Le Châtelet confiné "Ose Haendel" en streaming
Rien d'Osé a priori dans ce concert qui enchaîne sans présentation, explication ni silences (autres que quelques accordages et tournes de pages, parfois) des morceaux symphoniques et vocaux puisés à travers le catalogue opératique de Georg Friedrich Haendel (1685-1759). Les opus se suivent, passant d'un caractère à l'autre, se refermant par leurs ouvertures avec comme seul point commun le génie de Haendel et les talents lyriques des interprètes.
Si ce concert devient osé, c'est donc du simple (mais si complexe) fait de son maintien : permettant de continuer à faire vivre la musique comme en d'autres salles même fermées et grâce à d'autres artistes à travers le monde. L'interprétation musicale et la réalisation audio-visuelle sont impeccables, les images de ce théâtre vide sont toujours aussi osées... idem pour les passions éternelles mises en musique par Haendel.
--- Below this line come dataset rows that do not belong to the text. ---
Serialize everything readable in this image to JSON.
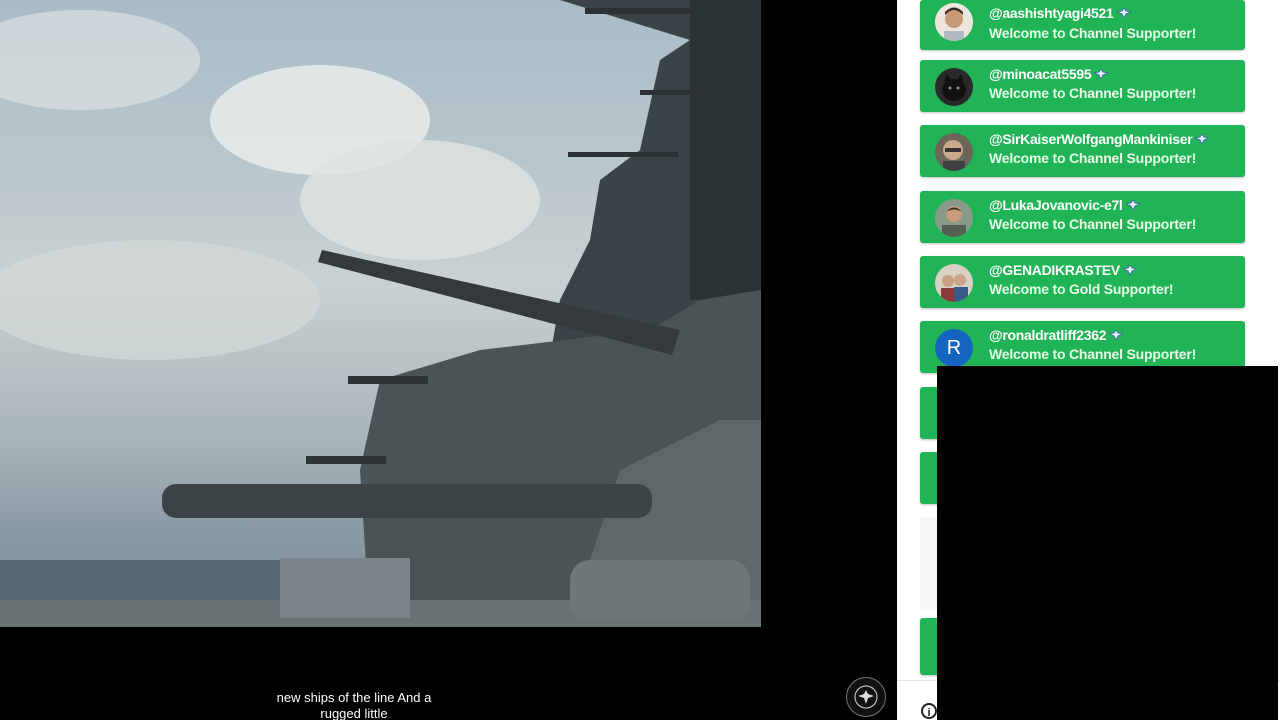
{
  "video": {
    "caption_line1": "new ships of the line And a",
    "caption_line2": "rugged little"
  },
  "chat": {
    "messages": [
      {
        "author": "@aashishtyagi4521",
        "message": "Welcome to Channel Supporter!",
        "avatar": "photo-face"
      },
      {
        "author": "@minoacat5595",
        "message": "Welcome to Channel Supporter!",
        "avatar": "photo-cat"
      },
      {
        "author": "@SirKaiserWolfgangMankiniser",
        "message": "Welcome to Channel Supporter!",
        "avatar": "photo-man"
      },
      {
        "author": "@LukaJovanovic-e7l",
        "message": "Welcome to Channel Supporter!",
        "avatar": "photo-man"
      },
      {
        "author": "@GENADIKRASTEV",
        "message": "Welcome to Gold Supporter!",
        "avatar": "photo-couple"
      },
      {
        "author": "@ronaldratliff2362",
        "message": "Welcome to Channel Supporter!",
        "avatar": "letter-R",
        "avatar_letter": "R"
      }
    ],
    "colors": {
      "membership_green": "#20b456",
      "avatar_blue": "#1565c0"
    }
  },
  "icons": {
    "member_badge": "eagle-badge-icon",
    "info": "info-icon",
    "watermark": "eagle-logo-icon"
  }
}
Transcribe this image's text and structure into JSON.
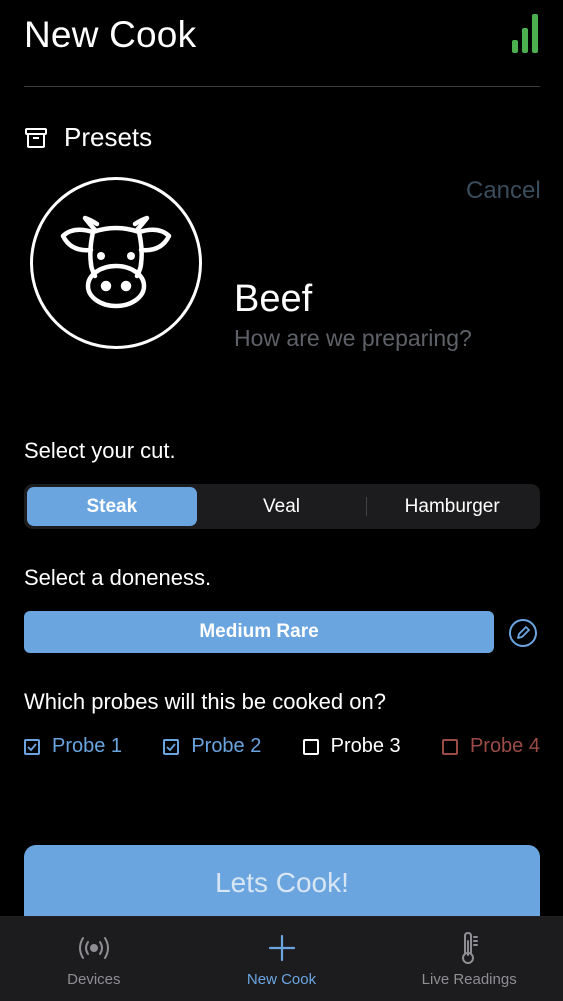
{
  "header": {
    "title": "New Cook"
  },
  "presets": {
    "label": "Presets"
  },
  "cancel_label": "Cancel",
  "meat": {
    "name": "Beef",
    "subtitle": "How are we preparing?"
  },
  "cut": {
    "prompt": "Select your cut.",
    "options": [
      "Steak",
      "Veal",
      "Hamburger"
    ],
    "selected": "Steak"
  },
  "doneness": {
    "prompt": "Select a doneness.",
    "value": "Medium Rare"
  },
  "probes": {
    "prompt": "Which probes will this be cooked on?",
    "items": [
      {
        "label": "Probe 1",
        "checked": true,
        "color": "#6aa5e0"
      },
      {
        "label": "Probe 2",
        "checked": true,
        "color": "#6aa5e0"
      },
      {
        "label": "Probe 3",
        "checked": false,
        "color": "#ffffff"
      },
      {
        "label": "Probe 4",
        "checked": false,
        "color": "#9b4b46"
      }
    ]
  },
  "cook_button": {
    "label": "Lets Cook!"
  },
  "tabbar": {
    "items": [
      {
        "label": "Devices",
        "icon": "broadcast-icon",
        "active": false
      },
      {
        "label": "New Cook",
        "icon": "plus-icon",
        "active": true
      },
      {
        "label": "Live Readings",
        "icon": "thermometer-icon",
        "active": false
      }
    ]
  },
  "colors": {
    "accent": "#6aa5e0",
    "signal": "#4caf50",
    "background": "#000000"
  }
}
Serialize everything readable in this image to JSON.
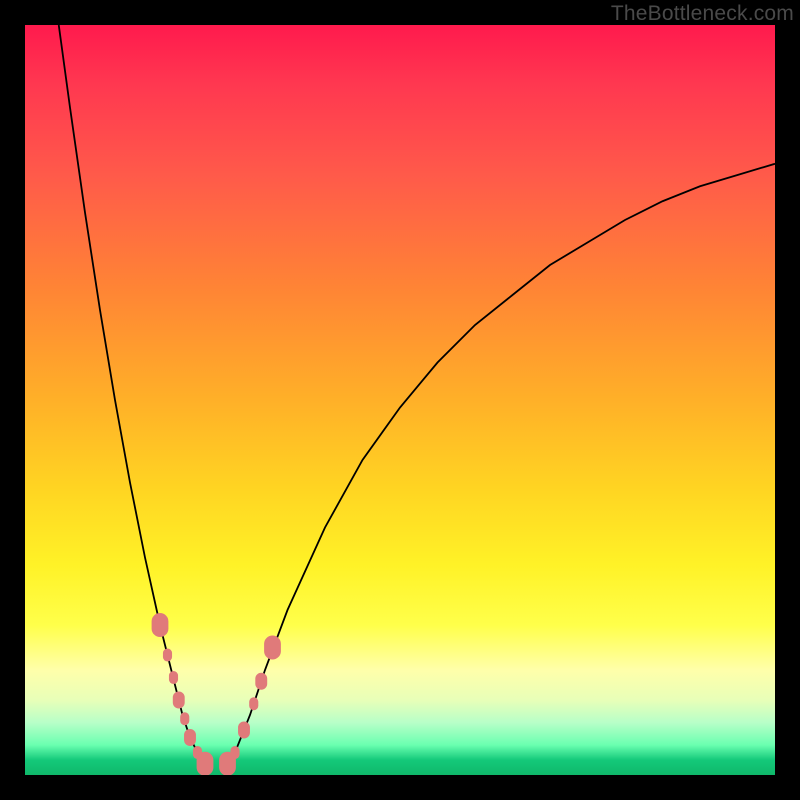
{
  "watermark": "TheBottleneck.com",
  "colors": {
    "gradient_top": "#ff1a4d",
    "gradient_bottom": "#0fb86a",
    "curve": "#000000",
    "marker": "#e07a7a",
    "frame": "#000000"
  },
  "chart_data": {
    "type": "line",
    "title": "",
    "xlabel": "",
    "ylabel": "",
    "xlim": [
      0,
      100
    ],
    "ylim": [
      0,
      100
    ],
    "series": [
      {
        "name": "left-branch",
        "x": [
          4.5,
          6,
          8,
          10,
          12,
          14,
          16,
          18,
          20,
          21,
          22,
          23,
          24
        ],
        "y": [
          100,
          89,
          75,
          62,
          50,
          39,
          29,
          20,
          12,
          8,
          5,
          3,
          1.5
        ]
      },
      {
        "name": "right-branch",
        "x": [
          27,
          28,
          30,
          32,
          35,
          40,
          45,
          50,
          55,
          60,
          65,
          70,
          75,
          80,
          85,
          90,
          95,
          100
        ],
        "y": [
          1.5,
          3,
          8,
          14,
          22,
          33,
          42,
          49,
          55,
          60,
          64,
          68,
          71,
          74,
          76.5,
          78.5,
          80,
          81.5
        ]
      }
    ],
    "markers": [
      {
        "branch": "left",
        "x": 18,
        "y": 20,
        "size": "large"
      },
      {
        "branch": "left",
        "x": 19,
        "y": 16,
        "size": "small"
      },
      {
        "branch": "left",
        "x": 19.8,
        "y": 13,
        "size": "small"
      },
      {
        "branch": "left",
        "x": 20.5,
        "y": 10,
        "size": "med"
      },
      {
        "branch": "left",
        "x": 21.3,
        "y": 7.5,
        "size": "small"
      },
      {
        "branch": "left",
        "x": 22,
        "y": 5,
        "size": "med"
      },
      {
        "branch": "left",
        "x": 23,
        "y": 3,
        "size": "small"
      },
      {
        "branch": "left",
        "x": 24,
        "y": 1.5,
        "size": "large"
      },
      {
        "branch": "right",
        "x": 27,
        "y": 1.5,
        "size": "large"
      },
      {
        "branch": "right",
        "x": 28,
        "y": 3,
        "size": "small"
      },
      {
        "branch": "right",
        "x": 29.2,
        "y": 6,
        "size": "med"
      },
      {
        "branch": "right",
        "x": 30.5,
        "y": 9.5,
        "size": "small"
      },
      {
        "branch": "right",
        "x": 31.5,
        "y": 12.5,
        "size": "med"
      },
      {
        "branch": "right",
        "x": 33,
        "y": 17,
        "size": "large"
      }
    ],
    "marker_sizes": {
      "small": 6.5,
      "med": 8.5,
      "large": 12
    }
  }
}
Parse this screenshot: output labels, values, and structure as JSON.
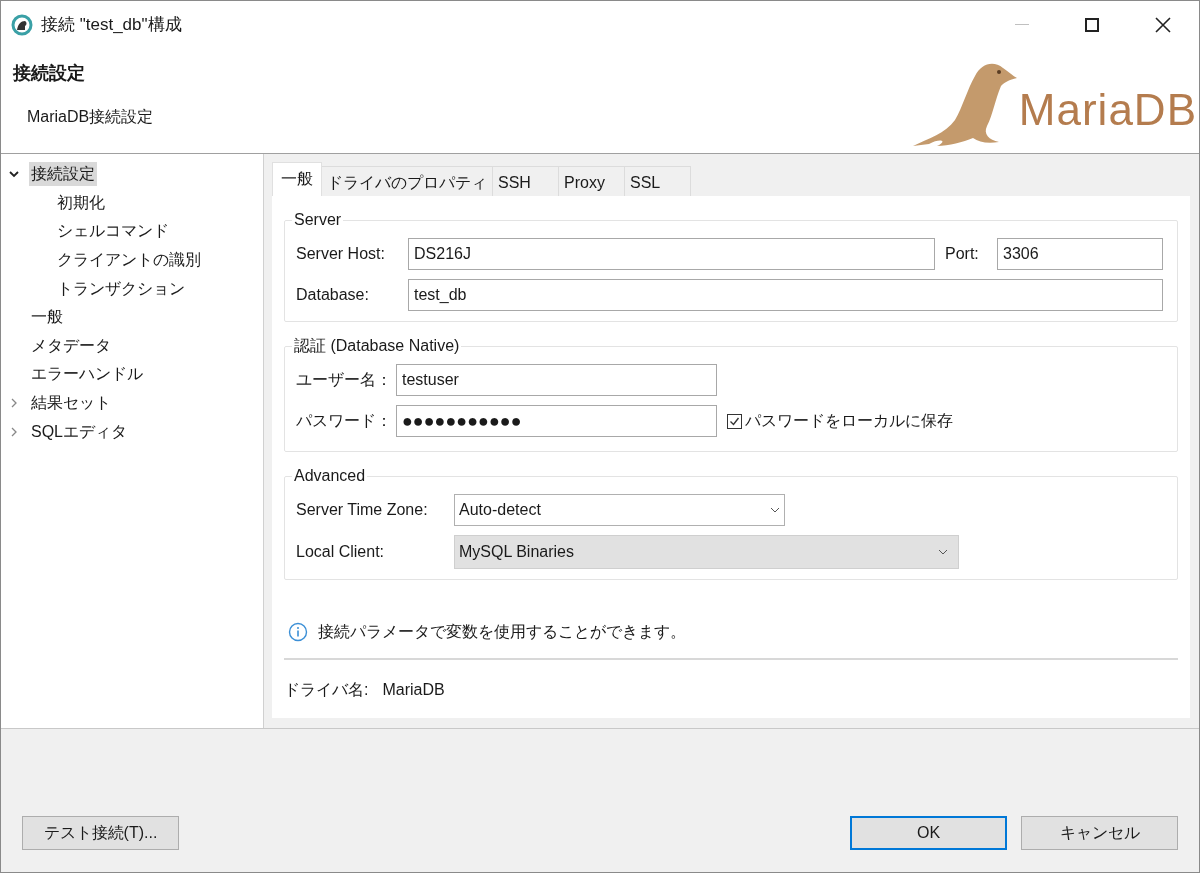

La diversité du programme permet de parcourir les sentiments, les nuances, les tempi et les timbres dans l'esprit d'un catalogue artistique. La Sinfonia inaugurale célèbre l'arrivée de la Reine de Saba (dans l'opéra Solomon) et marque ici le retour en grande pompe de la musique (de plus en plus rare et osée au Théâtre du Châtelet depuis sa réouverture, Covid ou pas). La beauté des timbres baroques sur instruments d'époque se sculpte et se déploie sur l'élégance des hautbois et les accents du clavecin dans l'immense velours de cet écrin vide. Elle bascule d'autant mieux vers la précipitation fougueuse d'Agrippina "Come nube che fugge dal vento". Ève-Maud Hubeaux en assume l'intensité avec de grands appuis, marquant les accents, martelant les contre-temps et vocalises mais lançant un peu les aigus. Christophe Rousset, empli d'inspiration, lance d'une grande expiration ses Talens Lyriques dans l'Ouverture de Tamerlano et en relance chaque phrasé en grande pompe y compris dans la fugue et vers l'air de la mezzo-soprano (récemment à l'affiche du Gala UNiSSON avec 64 autres collègues, en temps de couvre-feu) : "Cerco in vano" lui permet de déployer notamment ses graves à peine assourdis, dans un phrasé haletant. Le "Priva son d’ogni conforto" de Jules César instant trop sur son registre grave perdra toutefois la justesse et l'articulation, avant de les retrouver pourtant dans un frottement expressif rétabli.
La soprano Sandrine Piau (récemment à l'affiche de L'Instant Lyrique de l'Éléphant Paname confiné) s'accapare la fougue des instrumentistes et des partitions pour lancer des accents de tragédienne. "Ah ! Ruggiero crudel" est aussi intense dans le récit lyrique a cappella que sur les longs phrasés animés depuis le grave rauque jusqu'à l'aigu aiguisé. Ses longs phrasés la mènent jusqu'au bout du souffle. L'incarnation, l'incorporation vocale traduit la lutte entre ses sentiments amoureux et sa vive dénonciation de la cruauté, traitrise et déception, mais passent ensuite en grande délicatesse, lente et subtilement filée vers Ombre pallide avant de filer et tisser les pleurs lyriques du Piangerò comme un hommage à la situation actuelle. Une émotion trop grande pour retrouver juste ensuite (pour le même Jules César) ses appuis dans les grands sauts de registres et de nuances.
C'est aussi cela que d'Oser Haendel et les deux chanteuses osent, pour refermer ce concert, un duetto de toutes beautés "Più amabile beltà".